Em suma, a racionalidade e o cientificismo, para Hannah Arendt, se constituem como condição sine qua non para que cerca de seis milhões de judeus fossem mortos. A tecnologia empregada para fins de extermínio mostrou-se uma ação tão cínica quanto eficiente, tão malevolente quanto burocratizada e, em decorrência disso, vários funcionários públicos, obrigados a cumprir o que era determinado pelo cargo que exerciam, tornaram-se produto do nazismo. A estes era dada uma ordem e eles eram, segundo Hannah Arendt, obrigados a cumpri-la por serem impossibilitados de pensar sobre seus atos.
Além das atuações vigorosas, essa obra cinematográfica acerta quanto à discussão de temas complexos que dá à obra a tensão necessária para que o expectador se aproxime das ideias dessa personalidade feminina complexa. O filme retoma fatos importantes da vida de Hannah Arendt por meio de flashbacks, apresenta diálogos criativos e bem delineados. São merecedores de elogio, também, a direção e a edição do filme. Trata-se de um filme que merece ser visto e que, além de instigar o expectador a conhecer as ideias dessa filósofa-professora-repórter, também suscita uma reflexão sobre a capacidade que o indivíduo deveria trazer em si de pensar.
Hannah Arendt nasceu em 14 de outubro de 1906, na Alemanha, e faleceu em 04 de dezembro de 1974, nos Estados Unidos.
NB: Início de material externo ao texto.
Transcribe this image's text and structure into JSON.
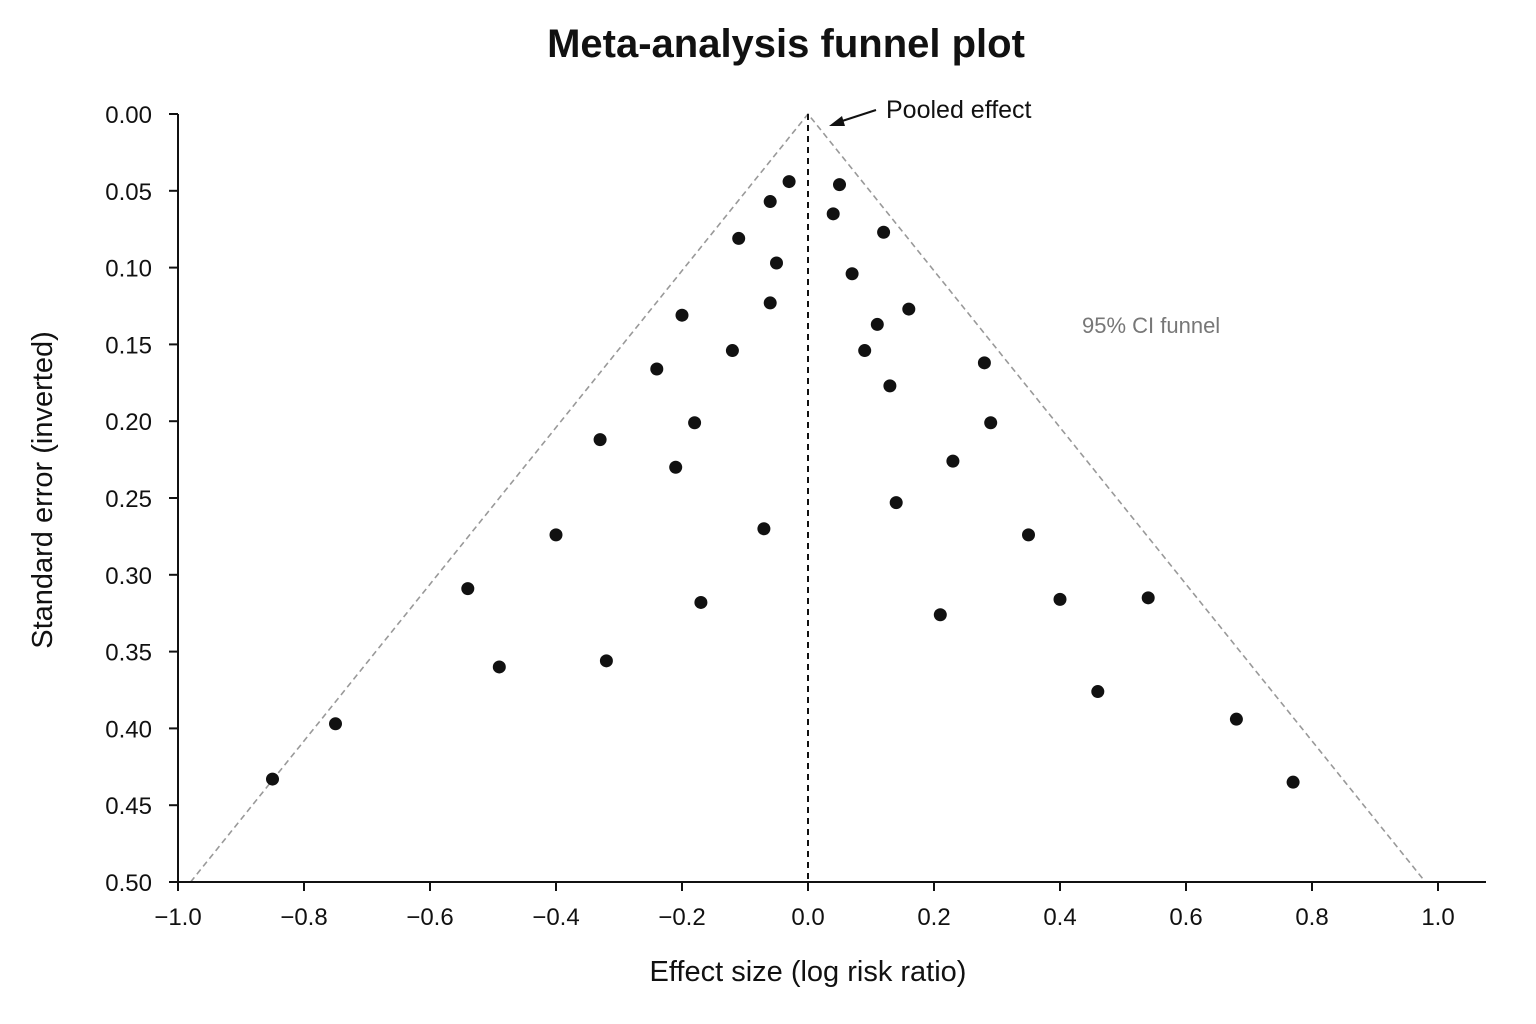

Dentre suas principais obras podemos destacar: As origens do totalitarismo (1951), A condição humana (1958), Sobre a revolução (1963) e Eichmann em Jerusalém (1963). E a diretora alemã Margarethe von Trotta, além de dirigir Hannah Arendt: ideias que chocaram o mundo, dirigiu também: Os anos de chumbo (1981), Rosa de Luxemburgo (1986), Felix (1987) e A promessa (1995).                                                      

Cícero Émerson do Nascimento Cardoso




[1] TEIXEIRA, Jerônimo. A radicalidade da inteligência. In: Revista Veja,  São Paulo, jul. de 2013, p. 100 – 102.